Somando tudo, a União abriria mão de R$ 1,250 bilhão, sendo R$ 800 milhões de royalties e R$ 450 milhões de participação especial, um imposto que incide sobre os poços mais produtivos. Com isso, os royalties do governo federal cairiam de 30% para 20%, assim como a sua participação especial, emagreceria de 50% para 46% já em 2012.

No entanto, a chefe de governo quer que os Estados – produtores e não produtores – se entendam sobre quanto cada parte deve receber do restante. Para ela, o governo já cedeu o possível.
Na verdade, a bola está, agora, com os Estados produtores, favorecidos pelas regras antigas na partilha dos royalties do petróleo.
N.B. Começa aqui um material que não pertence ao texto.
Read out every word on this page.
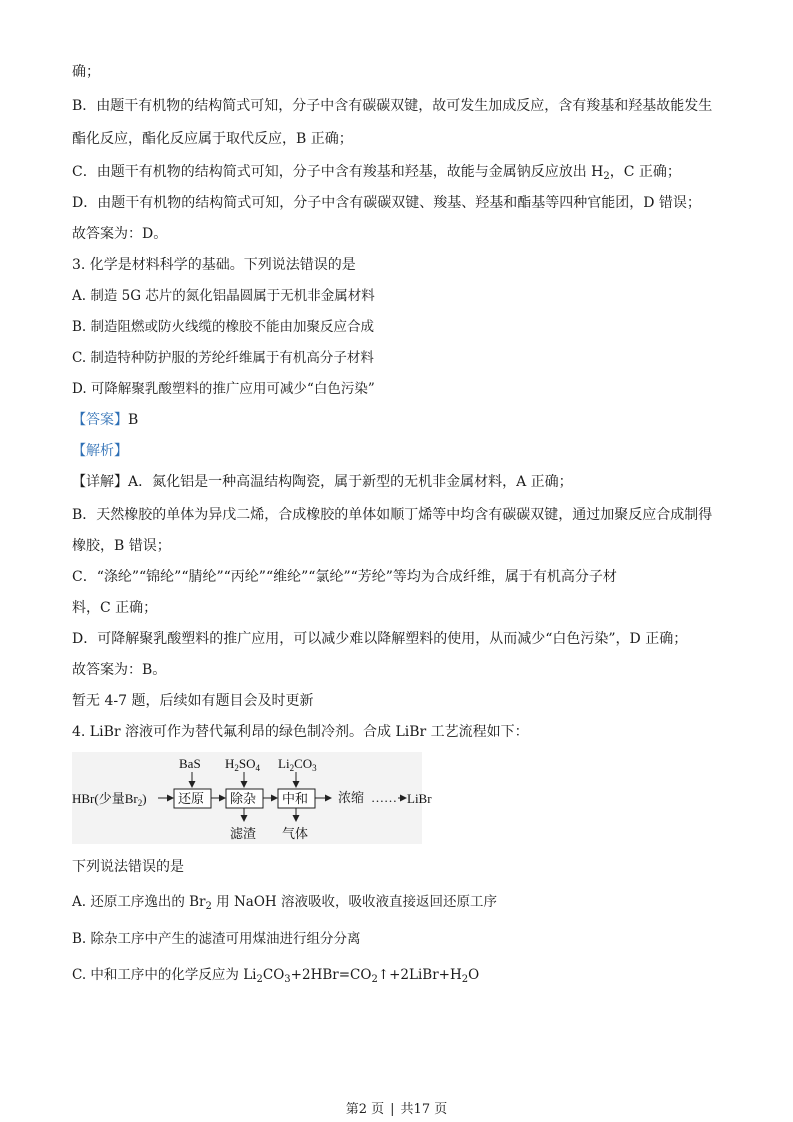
确；
B．由题干有机物的结构简式可知，分子中含有碳碳双键，故可发生加成反应，含有羧基和羟基故能发生
酯化反应，酯化反应属于取代反应，B 正确；
C．由题干有机物的结构简式可知，分子中含有羧基和羟基，故能与金属钠反应放出 $H_2$，C 正确；
D．由题干有机物的结构简式可知，分子中含有碳碳双键、羧基、羟基和酯基等四种官能团，D 错误；
故答案为：D。
3. 化学是材料科学的基础。下列说法错误的是
A. 制造 5G 芯片的氮化铝晶圆属于无机非金属材料
B. 制造阻燃或防火线缆的橡胶不能由加聚反应合成
C. 制造特种防护服的芳纶纤维属于有机高分子材料
D. 可降解聚乳酸塑料的推广应用可减少“白色污染”
【答案】B
【解析】
【详解】A．氮化铝是一种高温结构陶瓷，属于新型的无机非金属材料，A 正确；
B．天然橡胶的单体为异戊二烯，合成橡胶的单体如顺丁烯等中均含有碳碳双键，通过加聚反应合成制得
橡胶，B 错误；
C．“涤纶”“锦纶”“腈纶”“丙纶”“维纶”“氯纶”“芳纶”等均为合成纤维，属于有机高分子材
料，C 正确；
D．可降解聚乳酸塑料的推广应用，可以减少难以降解塑料的使用，从而减少“白色污染”，D 正确；
故答案为：B。
暂无 4-7 题，后续如有题目会及时更新
4. LiBr 溶液可作为替代氟利昂的绿色制冷剂。合成 LiBr 工艺流程如下：
HBr(少量$Br_2$) 还原
BaS
除杂
$H_2SO_4$
滤渣
中和
$Li_2CO_3$
气体
浓缩 …… LiBr
下列说法错误的是
A. 还原工序逸出的 $Br_2$ 用 NaOH 溶液吸收，吸收液直接返回还原工序
B. 除杂工序中产生的滤渣可用煤油进行组分分离
C. 中和工序中的化学反应为 $Li_2CO_3+2HBr=CO_2↑+2LiBr+H_2O$
第2 页 | 共17 页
Estados produtores ainda buscam alternativas

As lideranças dos Estados produtores ainda buscam novas alternativas, frente a uma possível perda. Rejeitam a proposta de diminuição de sua participação nos royalties de 26,25% para 25% do bolo. E o governador Sérgio Cabral e os senadores Lindbergh Farias (PT) e Francisco Dornelles (PP) criticam o que chamam de concentração da arrecadação nas mãos da União. Citando dados da Receita Federal, informam que, entre 2007 e 2010, arrecadação total federal cresceu 25% frente um crescimento de apenas 15,3% no caso das transferências para Estados e municípios.

Fizemos a proposta de corrigir a participação especial. Eu também propus aumentar o imposto sobre a exportação de petróleo, o que criaria uma expectativa de arrecadação extra de entre R$ 6 bilhões e R$ 7 bilhões”, afirmou Lindbergh. Cabral, por sua vez, argumenta o direito sobre os royalties é garantido pela Constituição. Sugere ao governo federal “a possibilidade de corrigir a tabela da participação especial, que é ainda a de 1997, quando o barril estava a US$ 16. Hoje, o barril vale mais de US$ 90”.

O problema, como bem aponta o senador Walter Pinheiro (PT-BA) é que, em não havendo acordo no Senado, o veto presidencial permitirá contestações na Justiça e as regras da partilha serão decididas no judiciário. “Pode ser que a gente sofra absolutamente nada. Mas também pode ser que o Judiciário suspenda qualquer aplicação e a gente fique sem nada”, disse.

Já tenho dito neste blog o que penso sobre a partilha dos royalties do petróleo. Ou aumentamos a cobrança da participação especial, ou a União perde. Há também a alternativa de os atuais Estados produtores aceitarem uma nova partilha dos royalties. Ainda que, pelas novas regras, venham a receber menos proporcionalmente, há uma compensação, já que a receita advinda do petróleo para esses Estados será significativa. Afinal, a produção de petróleo deverá dobrar nos próximos 10 anos, pelo menos.

Bondade com dinheiro alheio

O que não pode é querer que a União pague a conta de uma nova e justa divisão dos royalties, ou querer tirar recursos do Fundo Social do Petróleo – que vai garantir investimentos na educação, inovação, meio ambiente e combate a pobreza. Isso é fazer bondade com dinheiro alheio.